HRF continually strives to strengthen and empower families, enabling them to provide stable homes for their children. Over the years, the NGO has adapted to the changing and emerging needs of children in Romania. To address one growing issue, HRF’s social workers have become specialists in helping children of Roma and other “gypsy” communities acquire birth certificates. Without state registration, Romanian children struggle to access medical care, attend school and later acquire jobs.

Through the years, HRF leaders began developing alternate revenue sources to both supplement Holt’s ongoing support and help ensure long-term sustainability. In 2001, HRF began to offer professional trainings in parent education skills – skills acquired, in part, through educational visits to Holt headquarters in Oregon. Here, HRF staff took in-depth courses from parenting organization Birth to Three, and successfully adapted what they learned upon return to Romania. By sharing this knowledge with other child welfare workers, HRF not only generated its own income, but could now indirectly serve many more children throughout the country.

With goals to expand programs and develop broader trainings, HRF also worked to secure land and funding for a permanent building. In 2007, Holt committed $60,000 to build the HRF headquarters. With additional support from a Holt adoptive father, as well as materials and services donated in country, construction completed in 2008.

Today, the HRF headquarters provides a complex of services and resources for families in one accessible location, including a parent resource center, educational and day care centers and professional trainings. HRF has in the years since opened two additional parent resource centers, offering pregnancy counseling as well as education and support for families.

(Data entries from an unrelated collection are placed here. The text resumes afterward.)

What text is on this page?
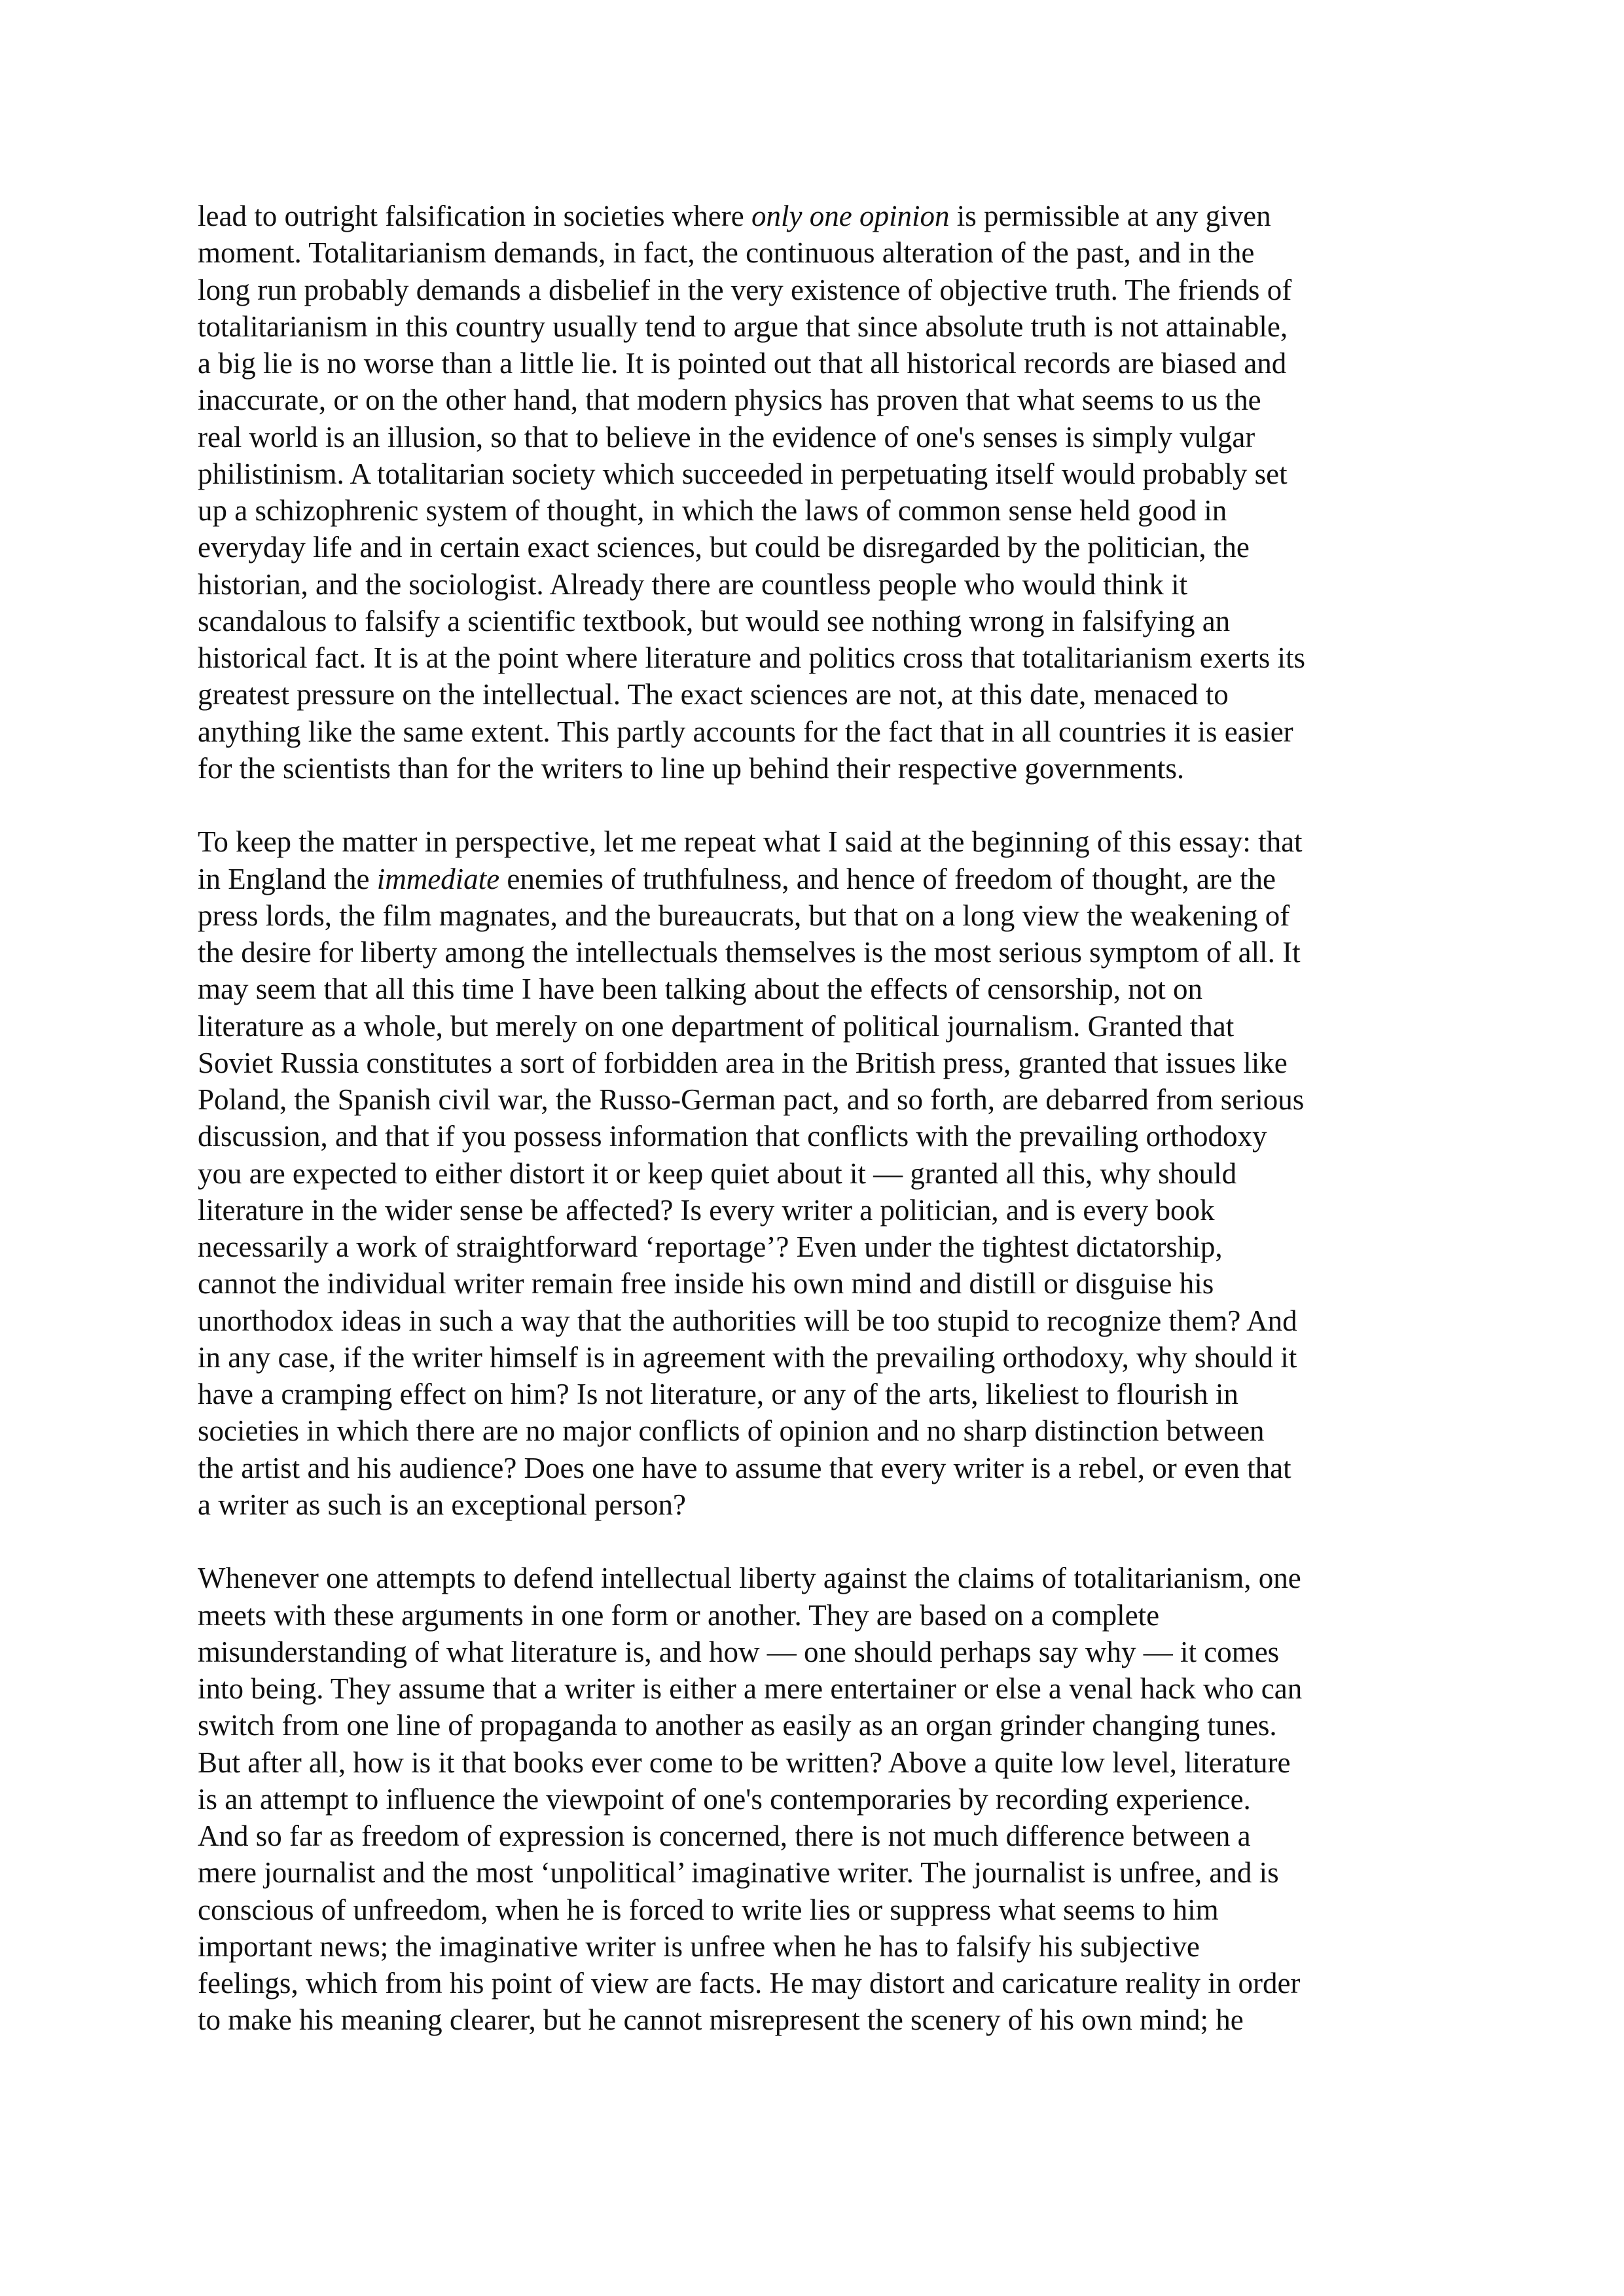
lead to outright falsification in societies where only one opinion is permissible at any given
moment. Totalitarianism demands, in fact, the continuous alteration of the past, and in the
long run probably demands a disbelief in the very existence of objective truth. The friends of
totalitarianism in this country usually tend to argue that since absolute truth is not attainable,
a big lie is no worse than a little lie. It is pointed out that all historical records are biased and
inaccurate, or on the other hand, that modern physics has proven that what seems to us the
real world is an illusion, so that to believe in the evidence of one's senses is simply vulgar
philistinism. A totalitarian society which succeeded in perpetuating itself would probably set
up a schizophrenic system of thought, in which the laws of common sense held good in
everyday life and in certain exact sciences, but could be disregarded by the politician, the
historian, and the sociologist. Already there are countless people who would think it
scandalous to falsify a scientific textbook, but would see nothing wrong in falsifying an
historical fact. It is at the point where literature and politics cross that totalitarianism exerts its
greatest pressure on the intellectual. The exact sciences are not, at this date, menaced to
anything like the same extent. This partly accounts for the fact that in all countries it is easier
for the scientists than for the writers to line up behind their respective governments.
To keep the matter in perspective, let me repeat what I said at the beginning of this essay: that
in England the immediate enemies of truthfulness, and hence of freedom of thought, are the
press lords, the film magnates, and the bureaucrats, but that on a long view the weakening of
the desire for liberty among the intellectuals themselves is the most serious symptom of all. It
may seem that all this time I have been talking about the effects of censorship, not on
literature as a whole, but merely on one department of political journalism. Granted that
Soviet Russia constitutes a sort of forbidden area in the British press, granted that issues like
Poland, the Spanish civil war, the Russo-German pact, and so forth, are debarred from serious
discussion, and that if you possess information that conflicts with the prevailing orthodoxy
you are expected to either distort it or keep quiet about it — granted all this, why should
literature in the wider sense be affected? Is every writer a politician, and is every book
necessarily a work of straightforward ‘reportage’? Even under the tightest dictatorship,
cannot the individual writer remain free inside his own mind and distill or disguise his
unorthodox ideas in such a way that the authorities will be too stupid to recognize them? And
in any case, if the writer himself is in agreement with the prevailing orthodoxy, why should it
have a cramping effect on him? Is not literature, or any of the arts, likeliest to flourish in
societies in which there are no major conflicts of opinion and no sharp distinction between
the artist and his audience? Does one have to assume that every writer is a rebel, or even that
a writer as such is an exceptional person?
Whenever one attempts to defend intellectual liberty against the claims of totalitarianism, one
meets with these arguments in one form or another. They are based on a complete
misunderstanding of what literature is, and how — one should perhaps say why — it comes
into being. They assume that a writer is either a mere entertainer or else a venal hack who can
switch from one line of propaganda to another as easily as an organ grinder changing tunes.
But after all, how is it that books ever come to be written? Above a quite low level, literature
is an attempt to influence the viewpoint of one's contemporaries by recording experience.
And so far as freedom of expression is concerned, there is not much difference between a
mere journalist and the most ‘unpolitical’ imaginative writer. The journalist is unfree, and is
conscious of unfreedom, when he is forced to write lies or suppress what seems to him
important news; the imaginative writer is unfree when he has to falsify his subjective
feelings, which from his point of view are facts. He may distort and caricature reality in order
to make his meaning clearer, but he cannot misrepresent the scenery of his own mind; he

Between 2004 and 2006, the state took over foster care and domestic adoption. Although no longer directly providing these services, Holt played a vital role in implementing and demonstrating the value of these programs. While many disabled children remain in state orphanages, the majority of Romania’s orphaned and abandoned children now live in foster care and small-scale group homes. Holt also placed more than 700 children with Romanian families before the state assumed control. Through advocacy efforts, domestic adoption has become increasingly commonplace – with many more families hoping to adopt than there are available children.

Strategic Directions

Through the years, HRF has grown increasingly self-reliant. The EU recently awarded the foundation significant grant funding, which will enable the NGO to continue providing vital support to children and families in Romania.

Because of HRF’s successful fundraising efforts, Holt has since 2002 limited funding to the organization’s family preservation program, which is widely considered the most effective and comprehensive program of its kind in Romania. In the coming years, Holt will sustain both technical and financial support for family preservation, enabling an anticipated 400 children to remain in their birth families every year through 2013.

Holt relies on the sponsorship program to fund family preservation in Romania. Connecting sponsors to children enables Holt to meet the individual needs of each child, including food, school supplies, shelter and medical treatment as well as family support services that help stabilize homes. Through 2013, Holt will work to sustain the sponsorship program, and thereby the family preservation program. In total, Holt expects to reach a total of 700 children every year through all services.